Auch der russische Vizeverteidigungsminister nahm an der Militärparade teil. Laut der russischen Agentur Tass kündigte Fomin an, dass Russland und Myanmar eine militärische und militärtechnische Zusammenarbeit ausbauen wollen. Fomin nannte Myanmar demnach einen »zuverlässigen Verbündeten und strategischen Partner in Südostasien und pazifischen Raum«. Min Aung Hlaing sagte laut der britischen BBC, dass Russland ein »wahrer Freund« sei.
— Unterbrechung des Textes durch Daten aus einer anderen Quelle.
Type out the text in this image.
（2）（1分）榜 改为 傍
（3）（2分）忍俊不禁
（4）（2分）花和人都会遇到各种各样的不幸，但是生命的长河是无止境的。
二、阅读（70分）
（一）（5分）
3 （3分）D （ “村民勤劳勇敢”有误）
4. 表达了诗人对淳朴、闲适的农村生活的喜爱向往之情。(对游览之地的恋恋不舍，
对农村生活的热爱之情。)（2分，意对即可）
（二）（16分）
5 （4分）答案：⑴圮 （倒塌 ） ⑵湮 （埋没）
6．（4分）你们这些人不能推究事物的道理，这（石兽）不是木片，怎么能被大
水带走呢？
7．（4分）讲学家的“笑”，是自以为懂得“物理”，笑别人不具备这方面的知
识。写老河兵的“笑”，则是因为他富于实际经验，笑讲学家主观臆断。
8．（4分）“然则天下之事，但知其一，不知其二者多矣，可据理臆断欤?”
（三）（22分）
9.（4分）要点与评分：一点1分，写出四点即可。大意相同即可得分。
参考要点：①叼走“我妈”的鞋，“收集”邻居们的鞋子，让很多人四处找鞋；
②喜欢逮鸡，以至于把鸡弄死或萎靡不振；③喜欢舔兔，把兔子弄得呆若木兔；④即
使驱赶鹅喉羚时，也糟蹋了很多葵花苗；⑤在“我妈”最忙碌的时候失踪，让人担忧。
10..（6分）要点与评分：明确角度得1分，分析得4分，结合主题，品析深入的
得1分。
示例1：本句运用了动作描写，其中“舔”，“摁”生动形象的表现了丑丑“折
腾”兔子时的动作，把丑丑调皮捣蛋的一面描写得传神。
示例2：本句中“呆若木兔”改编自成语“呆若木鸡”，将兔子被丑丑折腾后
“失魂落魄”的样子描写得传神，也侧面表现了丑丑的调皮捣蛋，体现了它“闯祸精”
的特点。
Schon vor der jüngsten Gewalteskalation hatten sich die Anführer diverser Rebellengruppen der ethnischen Minderheiten einer neuen Gesprächseinladung Hlaings verweigert. Erst müsse die Junta das Land auf den demokratischen Weg zurückbringen, sind sich unter anderem Yawd Serk, Vorsitzender des Restoration Council for Shan State (RCSS), und Padoh Saw Mutu Say Poe von der Karen National Union (KNU) einig. Die KNU, die mit der Armee seit 2012 ein Waffenstillstandsabkommen hat, ist Myanmars älteste Rebellenarmee. Während in der Hauptstadt die Parade abgehalten wurde, nahm die KNU Tatmadaw-Soldaten fest und überrannte eine Militärbasis, wobei zehn Soldaten getötet wurden. Die KNU, die Teile des Südostens kontrolliert, berichtete am Samstagabend, dass Kampfflieger der Tatmadaw daraufhin gegen 20 Uhr einen Angriff auf Day Pu Nom, ein Dorf an der Grenze zu Thailand, geflogen seien.